Диалог не свойствен восточной литературе, поэтому все герои Т. Зульфикарова говорят одним языком, с одинаковой интонацией. Они не слышат друг друга. Их слышит только поэт и переводит в музыкальный монодичный лад. Синтез не получился. Поэзия победила. И несмотря на то, что писатель прибегает к монтажному способу сюжетостроения, а то и к сценарной записи (кстати, Тимур Зульфикаров — известный сценарист, фильмы, поставленные по его сценариям, — «Человек идет за птицами» и «Черная курица», — высоко оценены на международных кинофестивалях), действие развивается чрезвычайно медленно, как рапид-съемка. И все повторы, синонимические ряды, где синонимы приравнены друг к другу, выстраиваются как бы по кругу, в центре которого — конкретное понятие, например, тело Насреддина, «нищее, побитое, вишневое, малиновое», или «Безносый палач мычащий распутывает короткими крысиными тупыми пальцами разматывает тугой веревочный глухой узел на руках Насреддина».
Освободить главные члены предложения от этих периферийных определений — и мы получим скупую сценарную запись. Но сама по себе она ничего не стоит. Это — простая фиксация действия. Без метафоры, возведенной в квадрат, предложение становится обыкновенной, будничной фразой, обычным беллетристическим предложением. Все эти ступенчатые метафоры призваны не для наглядности, достоверности изображаемого, а для того, чтобы загипнотизировать слушателя тавтологиями, насытить наш взор красками, а миропонимание расширить педалированием восточными сентенциями.
Гипнотизирующие повторы, восклицания, синонимы усиливают, подкрепляют друг друга интонационно; они становятся эмоциональными стимуляторами, напоминающими нам о неисчерпаемой многоликости мира. При более внимательном проникновении в тексты Тимура Зульфикарова мы увидим, что это не литературный прием, а традиционная восточная орнаментальности, истоки которой — в фольклорных традициях. Это нагнетание, нанизывание прилагательных, глаголов есть своего рода магия, заклинание словом, вибрацией голосовых связок…

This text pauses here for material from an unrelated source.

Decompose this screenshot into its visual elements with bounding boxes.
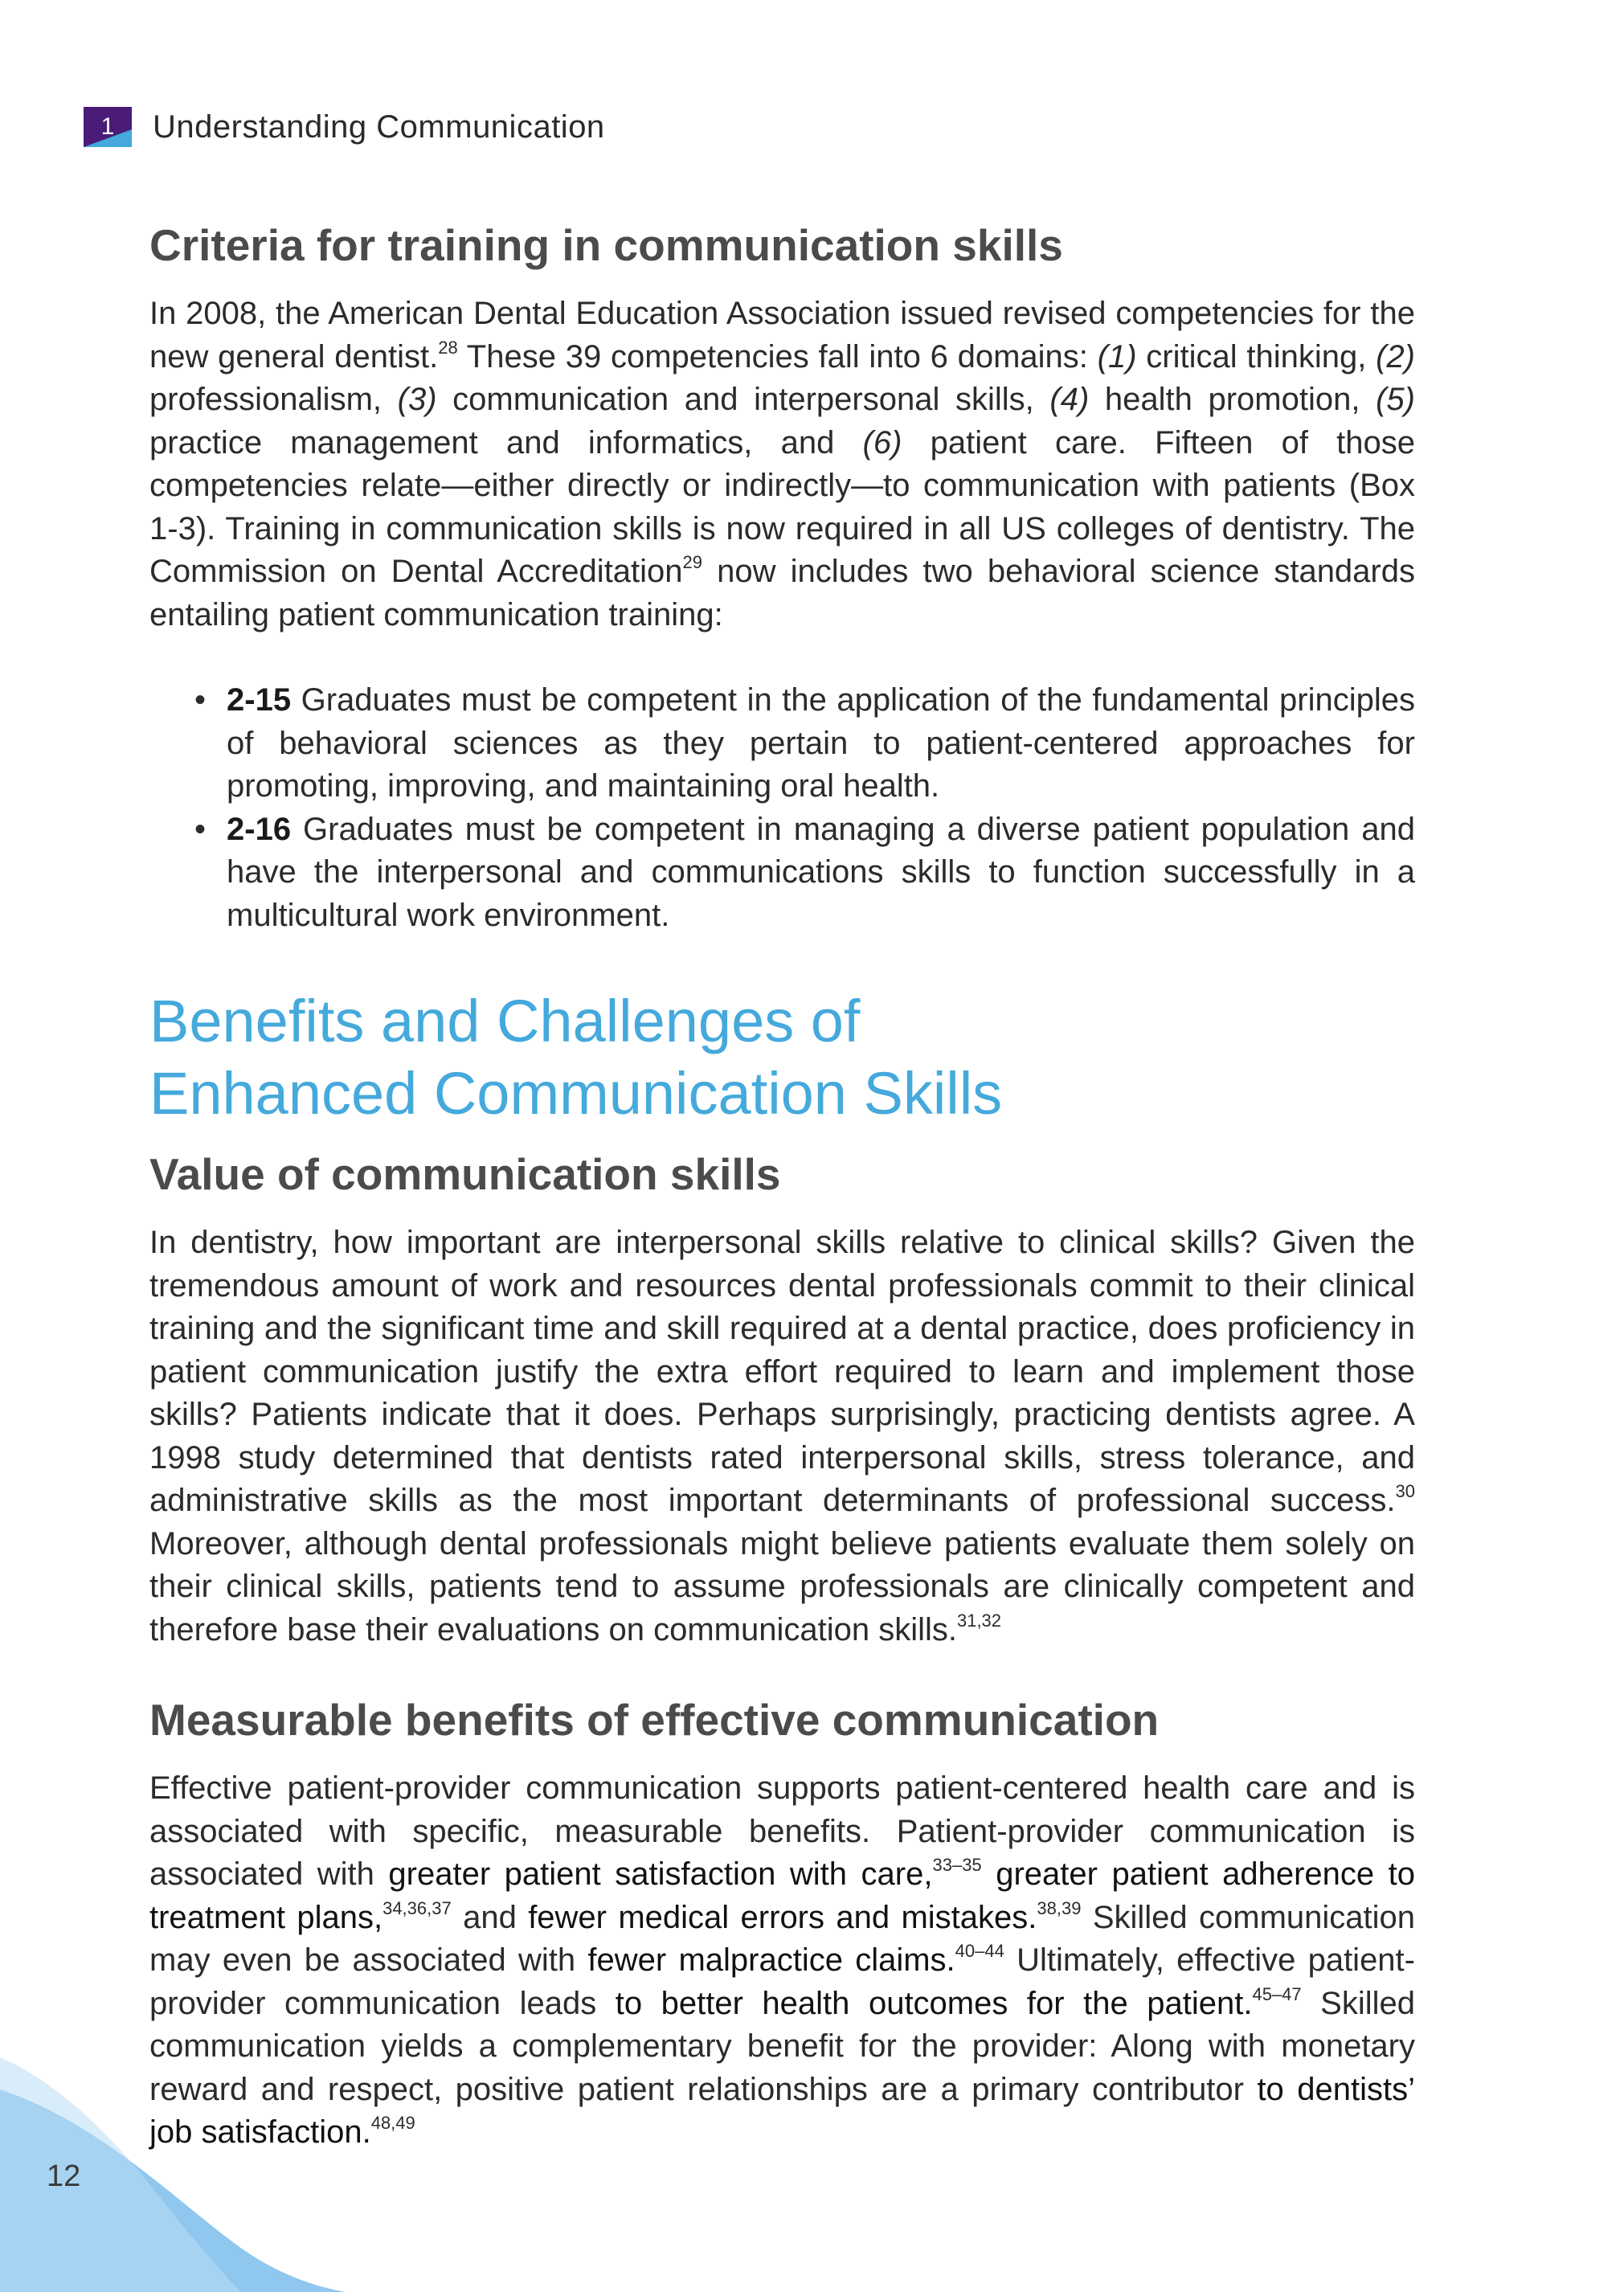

Что же получилось? Внутри русской языковой стихии возникли и во весь голос зазвучали древневосточные ориентальные мотивы. Это напоминает сооружение в восточном стиле, построенное из материала, предназначавшегося для строительства русского терема. Мы ощущаем почти физическое противодействие поэтической интонации прозаическому синтаксису, в результате чего синтез, как мы уже отмечали, не получается и побеждает поэзия. Исторические реалии, прозаические детали как бы самоустраняются. Несмотря на свою цельность, они растворяются в прозрачной поэтичности текста, эмоциональное напряжение которого идет от естественности дыхания.